— Время решил провести с ней или это у тебя всерьез?
— Конечно, всерьез!
Она вздохнула:
— Невезучая Дашка-то.
— Почему невезучая?
— Узнаешь, когда срок придет.
Я сказал, что собираюсь сделать Даше предложение.
Анна Владимировна снова вздохнула.
— Пока ребятенка не будет, и без росписи можно пожить… Ты ведь один у матери?
— Один.
— Ширмочку поставите или отгородитесь.
После смерти бабушки мать часто говорила, что наша комната для нее — покой, отдых. Она любила, спустив на кончик носа очки, читать по вечерам, держа книгу или газету на отлете; иногда штопала носки, пришивала к наволочкам пуговицы; когда я советовал ей отдохнуть, отвечала: «Это и есть мой отдых». Поселиться с женой в нашей комнате было бы нахальством, я и не помышлял об этом, твердо сказал Анне Владимировне, что нам временно придется или снимать комнату, или жить врозь.

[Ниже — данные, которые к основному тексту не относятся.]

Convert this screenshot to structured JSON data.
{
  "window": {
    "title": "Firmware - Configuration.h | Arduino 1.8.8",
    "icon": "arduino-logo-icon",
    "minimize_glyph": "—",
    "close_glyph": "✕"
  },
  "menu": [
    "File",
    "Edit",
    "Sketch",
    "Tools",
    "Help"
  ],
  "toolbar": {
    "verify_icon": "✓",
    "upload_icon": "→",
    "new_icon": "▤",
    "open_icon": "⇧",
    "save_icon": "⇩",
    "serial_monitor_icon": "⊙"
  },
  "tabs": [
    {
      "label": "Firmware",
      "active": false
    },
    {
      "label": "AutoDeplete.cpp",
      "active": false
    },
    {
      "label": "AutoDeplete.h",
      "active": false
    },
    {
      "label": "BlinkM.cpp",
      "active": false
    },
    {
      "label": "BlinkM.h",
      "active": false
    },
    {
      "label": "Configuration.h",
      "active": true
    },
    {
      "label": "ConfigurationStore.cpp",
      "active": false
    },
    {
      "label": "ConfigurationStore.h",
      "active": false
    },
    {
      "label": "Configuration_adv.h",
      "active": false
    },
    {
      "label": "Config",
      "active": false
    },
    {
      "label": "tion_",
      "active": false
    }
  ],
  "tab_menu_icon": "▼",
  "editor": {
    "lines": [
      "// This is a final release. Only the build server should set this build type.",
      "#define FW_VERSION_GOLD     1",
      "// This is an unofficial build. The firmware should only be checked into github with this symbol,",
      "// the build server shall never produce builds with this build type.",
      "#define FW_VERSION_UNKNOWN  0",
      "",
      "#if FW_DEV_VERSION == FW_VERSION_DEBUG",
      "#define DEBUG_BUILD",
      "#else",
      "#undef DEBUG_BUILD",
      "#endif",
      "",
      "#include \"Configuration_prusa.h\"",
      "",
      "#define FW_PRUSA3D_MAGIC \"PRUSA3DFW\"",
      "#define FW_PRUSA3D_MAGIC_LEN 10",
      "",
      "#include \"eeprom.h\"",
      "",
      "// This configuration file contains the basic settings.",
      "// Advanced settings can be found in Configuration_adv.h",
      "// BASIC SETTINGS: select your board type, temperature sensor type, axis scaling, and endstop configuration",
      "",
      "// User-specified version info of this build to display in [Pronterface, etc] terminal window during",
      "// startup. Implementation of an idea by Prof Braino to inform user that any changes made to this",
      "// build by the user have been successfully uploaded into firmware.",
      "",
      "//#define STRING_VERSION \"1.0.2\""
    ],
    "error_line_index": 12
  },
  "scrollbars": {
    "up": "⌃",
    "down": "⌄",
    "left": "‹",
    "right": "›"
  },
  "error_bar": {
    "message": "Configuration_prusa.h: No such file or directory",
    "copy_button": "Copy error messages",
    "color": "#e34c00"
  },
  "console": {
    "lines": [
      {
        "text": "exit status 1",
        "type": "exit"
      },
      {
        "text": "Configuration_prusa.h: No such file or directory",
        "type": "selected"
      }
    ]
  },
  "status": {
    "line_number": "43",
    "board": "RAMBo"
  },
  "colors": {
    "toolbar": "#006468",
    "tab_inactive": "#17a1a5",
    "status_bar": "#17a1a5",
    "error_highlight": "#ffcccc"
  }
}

— Полагаешь, не уживутся? — спросила она.
Я не стал объяснять, почему не хочу стеснять мать: это было личным, сыновьим чувством.
Пила чай Анна Владимировна с блюдечка, держа его на растопыренных пальцах, шумно дула, складывая губы сердечком и округляя крепкие, налитые щеки. Раскалывая сахар блестящими щипчиками, говорила мне:
— Побольше в чашку клади. При твоей болезни от сахара польза.
Позвякивая ложечкой, Даша прихлебывала чай маленькими глоточками, отщипывала печенье, которое Анна Владимировна насыпала в глубокую тарелку. Печенье было фигурным, с тмином, с шоколадными полосками поверху.
— Покупное, — сказала хозяйка и пообещала когда-нибудь угостить меня домашним печеньем.
Я уже чувствовал себя женихом, уверенно спросил Дашу, умеет ли она готовить.
— Умеет, умеет, — объявила Анна Владимировна.
Переведя на нее удивленный взгляд, Даша сказала, что пожарить картошку и сварить какой-нибудь супчик она, пожалуй, сможет, однако кулинарные способности тети Нюры ей никогда не превзойти. Зардевшись от удовольствия, Анна Владимировна кивнула:
— Люблю вкусно покушать!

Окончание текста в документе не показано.